In COBOL, 01 and 77 entries are aligned on a full-word or double-word boundary, depending on the platform, vendor, and user-parmeter specifications.
Data inside 01 levels are not aligned unless specified by the programmer with the SYNC or SYNCHRONIZED clause in the data description. Generally, SYNC only applies to binary and floating-point (COMP-1 & COMP-2) data. Half-word (2-byte) data is aligned on a half-word boundary. Full-word (4-byte) and Double-word (8-byte) data is aligned on a full-word boundary.
Slack bytes are "filler" bytes inserted by the compiler to effect the alignment. Consider the following example:
Code:
01 GROUP-LEVEL.
05 3-BYTE-STRING PIC X(03).
05 FULL-WORD-BINARY PIC 9(09) COMP SYNC.
GROUP-LEVEL is aligned on a full- or double-word boundary. the next byte after 3-BYTE-STRING is the end of a full-word. So COBOL ignores that byte and starts FULL-WORD-BINARY at the following byte, the beginning of a full word.

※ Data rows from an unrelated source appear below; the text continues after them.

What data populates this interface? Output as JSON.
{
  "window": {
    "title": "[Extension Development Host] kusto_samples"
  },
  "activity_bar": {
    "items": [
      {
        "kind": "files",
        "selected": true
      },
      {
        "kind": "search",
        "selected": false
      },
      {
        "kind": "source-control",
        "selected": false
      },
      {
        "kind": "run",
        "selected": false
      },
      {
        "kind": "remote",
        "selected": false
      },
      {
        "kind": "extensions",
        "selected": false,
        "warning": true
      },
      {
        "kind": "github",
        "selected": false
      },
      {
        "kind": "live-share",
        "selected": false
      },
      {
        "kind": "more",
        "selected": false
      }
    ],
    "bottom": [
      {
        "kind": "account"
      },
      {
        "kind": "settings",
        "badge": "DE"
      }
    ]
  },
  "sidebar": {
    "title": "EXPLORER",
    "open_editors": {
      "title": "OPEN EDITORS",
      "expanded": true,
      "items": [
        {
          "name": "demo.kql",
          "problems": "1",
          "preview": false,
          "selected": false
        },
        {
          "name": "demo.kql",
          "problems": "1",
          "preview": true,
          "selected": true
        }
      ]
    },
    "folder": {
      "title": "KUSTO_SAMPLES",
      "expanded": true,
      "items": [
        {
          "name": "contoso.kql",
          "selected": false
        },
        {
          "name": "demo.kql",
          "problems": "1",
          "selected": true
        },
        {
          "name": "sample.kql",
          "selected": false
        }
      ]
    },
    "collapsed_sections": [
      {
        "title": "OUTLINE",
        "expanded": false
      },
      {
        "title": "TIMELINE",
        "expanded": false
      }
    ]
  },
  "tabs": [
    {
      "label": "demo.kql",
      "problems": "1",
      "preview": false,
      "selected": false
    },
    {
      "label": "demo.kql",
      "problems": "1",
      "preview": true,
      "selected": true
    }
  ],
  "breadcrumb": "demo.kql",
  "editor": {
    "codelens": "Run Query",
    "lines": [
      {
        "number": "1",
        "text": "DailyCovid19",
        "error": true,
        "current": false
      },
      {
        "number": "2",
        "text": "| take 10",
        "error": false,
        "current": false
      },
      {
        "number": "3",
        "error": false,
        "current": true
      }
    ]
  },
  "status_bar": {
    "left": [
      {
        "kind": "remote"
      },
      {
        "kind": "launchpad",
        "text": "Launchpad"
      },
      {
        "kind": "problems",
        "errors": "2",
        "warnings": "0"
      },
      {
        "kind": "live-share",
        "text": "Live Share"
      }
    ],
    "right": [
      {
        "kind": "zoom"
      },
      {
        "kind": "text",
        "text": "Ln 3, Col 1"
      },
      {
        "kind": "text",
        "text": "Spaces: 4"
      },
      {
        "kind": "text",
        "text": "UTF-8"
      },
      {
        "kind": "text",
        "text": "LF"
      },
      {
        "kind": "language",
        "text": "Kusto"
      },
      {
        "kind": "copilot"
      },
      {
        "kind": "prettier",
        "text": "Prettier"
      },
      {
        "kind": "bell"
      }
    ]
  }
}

So the effective code is as follows:
Code:
01 GROUP-LEVEL.
05 3-BYTE-STRING PIC X(03).
05 filler pic x(01). *> slack byte
05 FULL-WORD-BINARY PIC 9(09) COMP SYNC.
Note that GROUP-LEVEL is 8 bytes long. Without the SYNC it would have been 7 bytes long.
SYNC is not very useful any more. In the early days, the COBOL compiler would have to insert extra code to handle the mis-alignment of binary data. Most modern computers handle it in microcode.
It may still speed up the processing in extreme cases.